In our series, "Accelerating Your Data Innovation Journey," we've delved into healthcare analytics, fostering startup-like teams with an entrepreneurial spirit, and creating an enterprise MAP (Maturity Acceleration Plan) to guide your journey and showcase value. Now, we'll explore the data, analytics and AI platform (analytics platform for short) – the driving force behind innovation within our operating model and community.

As mentioned in our first post in this series, “Accelerating Your Data Innovation Journey in the Healthcare Industry,” organizations and operating models are often constrained or liberated by the technology architecture that supports them.

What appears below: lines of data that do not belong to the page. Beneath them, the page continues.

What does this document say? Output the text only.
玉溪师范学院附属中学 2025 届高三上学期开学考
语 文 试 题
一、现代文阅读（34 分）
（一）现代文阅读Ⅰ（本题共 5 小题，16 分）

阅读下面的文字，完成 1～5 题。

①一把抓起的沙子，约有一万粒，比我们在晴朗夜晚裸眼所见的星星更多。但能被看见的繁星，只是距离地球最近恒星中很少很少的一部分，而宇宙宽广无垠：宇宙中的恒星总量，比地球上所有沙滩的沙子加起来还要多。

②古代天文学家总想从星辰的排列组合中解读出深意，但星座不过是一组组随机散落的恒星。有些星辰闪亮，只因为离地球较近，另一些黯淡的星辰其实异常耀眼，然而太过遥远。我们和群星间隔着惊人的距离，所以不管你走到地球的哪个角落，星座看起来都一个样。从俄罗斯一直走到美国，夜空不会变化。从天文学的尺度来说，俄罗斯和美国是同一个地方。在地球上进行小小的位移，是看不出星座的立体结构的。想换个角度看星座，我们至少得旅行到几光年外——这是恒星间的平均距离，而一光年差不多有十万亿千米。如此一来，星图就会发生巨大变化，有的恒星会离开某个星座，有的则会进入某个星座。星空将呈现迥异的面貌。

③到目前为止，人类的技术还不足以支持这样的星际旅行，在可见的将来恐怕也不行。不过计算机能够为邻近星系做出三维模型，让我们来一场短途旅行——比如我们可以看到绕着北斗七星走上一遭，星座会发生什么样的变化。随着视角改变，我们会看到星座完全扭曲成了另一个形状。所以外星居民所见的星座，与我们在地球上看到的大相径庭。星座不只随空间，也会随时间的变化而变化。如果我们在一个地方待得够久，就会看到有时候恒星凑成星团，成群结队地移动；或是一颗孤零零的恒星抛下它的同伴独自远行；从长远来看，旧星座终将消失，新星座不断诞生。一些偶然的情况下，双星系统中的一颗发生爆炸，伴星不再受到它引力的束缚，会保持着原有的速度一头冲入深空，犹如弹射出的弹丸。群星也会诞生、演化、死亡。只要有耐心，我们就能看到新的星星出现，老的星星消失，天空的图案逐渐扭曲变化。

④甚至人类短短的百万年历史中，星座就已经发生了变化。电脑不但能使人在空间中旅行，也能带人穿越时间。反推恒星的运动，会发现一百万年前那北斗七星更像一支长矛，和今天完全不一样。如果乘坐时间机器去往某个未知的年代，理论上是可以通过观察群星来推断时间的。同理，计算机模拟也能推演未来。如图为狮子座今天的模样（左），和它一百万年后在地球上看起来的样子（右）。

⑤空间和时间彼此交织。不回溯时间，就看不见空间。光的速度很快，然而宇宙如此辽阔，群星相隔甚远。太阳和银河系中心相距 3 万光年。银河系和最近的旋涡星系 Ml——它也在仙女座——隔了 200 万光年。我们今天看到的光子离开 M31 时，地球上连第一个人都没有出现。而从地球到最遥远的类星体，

These days, organizations often have an enterprise data warehouse (EDW) and a variety of additional data environments that have sprung up over the years. Over time, these environments can grow complex, scattered, and outdated, resulting in higher maintenance costs and a requirement for scaling assistance to align with the enterprise's strategic and operational goals.

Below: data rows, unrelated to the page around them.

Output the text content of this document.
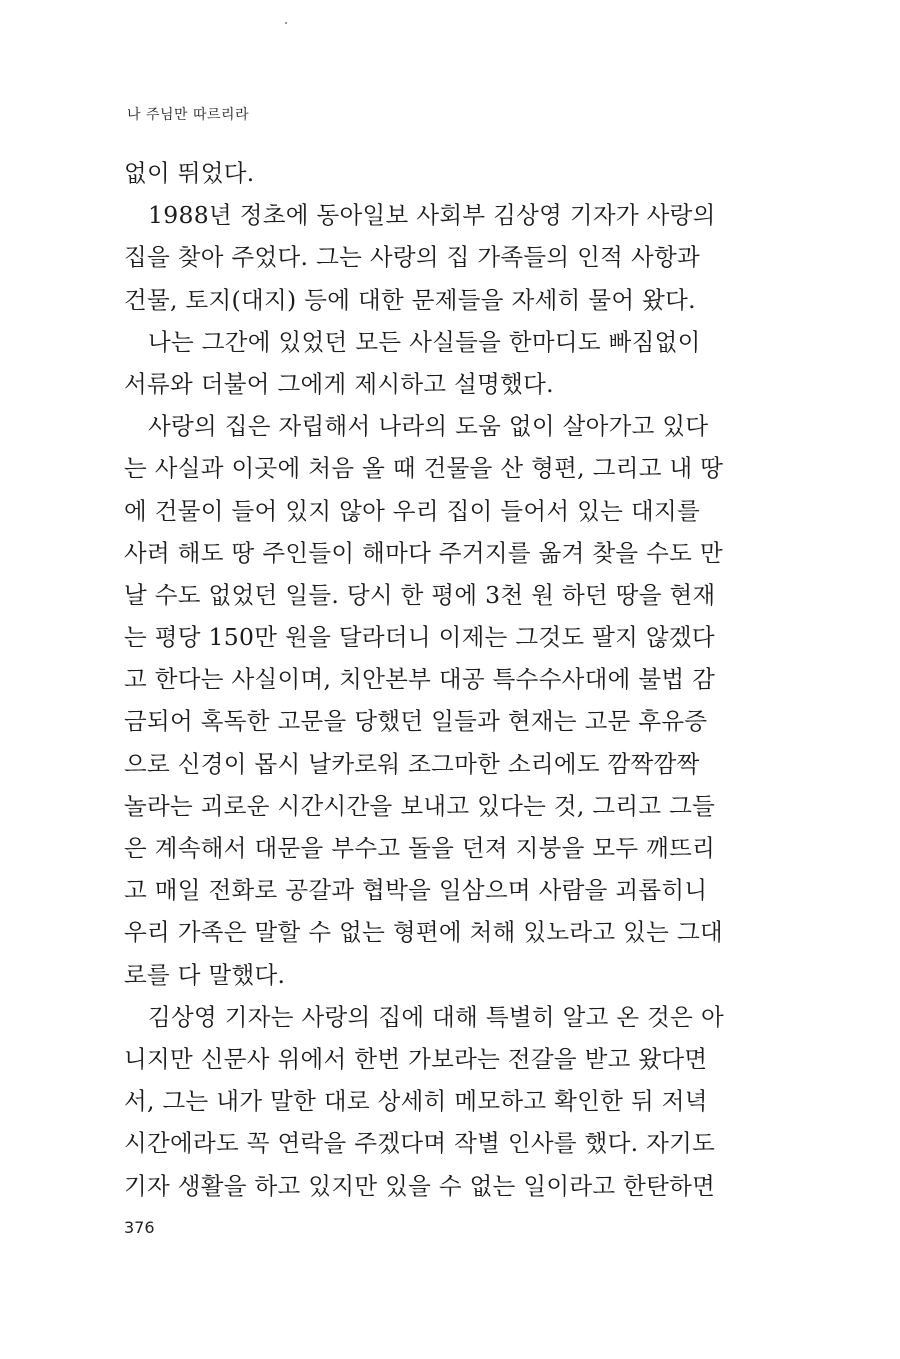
나 주님만 따르리라
없이 뛰었다.
1988년 정초에 동아일보 사회부 김상영 기자가 사랑의
집을 찾아 주었다. 그는 사랑의 집 가족들의 인적 사항과
건물, 토지(대지) 등에 대한 문제들을 자세히 물어 왔다.
나는 그간에 있었던 모든 사실들을 한마디도 빠짐없이
서류와 더불어 그에게 제시하고 설명했다.
사랑의 집은 자립해서 나라의 도움 없이 살아가고 있다
는 사실과 이곳에 처음 올 때 건물을 산 형편, 그리고 내 땅
에 건물이 들어 있지 않아 우리 집이 들어서 있는 대지를
사려 해도 땅 주인들이 해마다 주거지를 옮겨 찾을 수도 만
날 수도 없었던 일들. 당시 한 평에 3천 원 하던 땅을 현재
는 평당 150만 원을 달라더니 이제는 그것도 팔지 않겠다
고 한다는 사실이며, 치안본부 대공 특수수사대에 불법 감
금되어 혹독한 고문을 당했던 일들과 현재는 고문 후유증
으로 신경이 몹시 날카로워 조그마한 소리에도 깜짝깜짝
놀라는 괴로운 시간시간을 보내고 있다는 것, 그리고 그들
은 계속해서 대문을 부수고 돌을 던져 지붕을 모두 깨뜨리
고 매일 전화로 공갈과 협박을 일삼으며 사람을 괴롭히니
우리 가족은 말할 수 없는 형편에 처해 있노라고 있는 그대
로를 다 말했다.
김상영 기자는 사랑의 집에 대해 특별히 알고 온 것은 아
니지만 신문사 위에서 한번 가보라는 전갈을 받고 왔다면
서, 그는 내가 말한 대로 상세히 메모하고 확인한 뒤 저녁
시간에라도 꼭 연락을 주겠다며 작별 인사를 했다. 자기도
기자 생활을 하고 있지만 있을 수 없는 일이라고 한탄하면
376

What does your analytics platform consist of today? Take stock of all you have – creating a visual can be helpful. As described above, departmental solutions can be costly and prohibitive to scale to an enterprise solution. Seek out these solutions first and understand what they exist to accomplish. There are likely opportunities to decrease redundancy, establish a single version of truth, centralize for broader enterprise access instead of confined departmental access, and integrate for more profound exploration, advanced analytics, and automation. The goal is to “evolve to a resilient, scalable, and extensible data and analytics platform that looks like it was built by a single team — one that doesn’t look like a ‘Frankenstein’” (see “Operating Like a Startup”).

The Enterprise Data Lakehouse

An enterprise-level analytics platform goes beyond the typical database. The data warehouse concept has existed since the late 1980s and became a fundamental analytics component in the 1990s. Large volumes of structured data can be stored, organized, and optimized in a data warehouse with data marts to support analytics. This reference architecture was introduced and popularized by the book Corporate Information Factory by Bill Inmon and Ryan Sousa.

Data lakes were introduced as a concept as early as 2008 and popularized in a blog written in 2010 by James Dixon, the Chief Technology Officer at Pentaho (now part of Hitachi Vantara). To illustrate the difference between a data lake and a data mart or data warehouse, James wrote:

If you think of a data mart [in a data warehouse] as a store of bottled water – cleansed and packaged and structured for easy consumption – the data lake is a large body of water in a more natural state. The contents of the data lake stream in from a source to fill the lake, and various users of the lake can come to examine, dive in, or take samples.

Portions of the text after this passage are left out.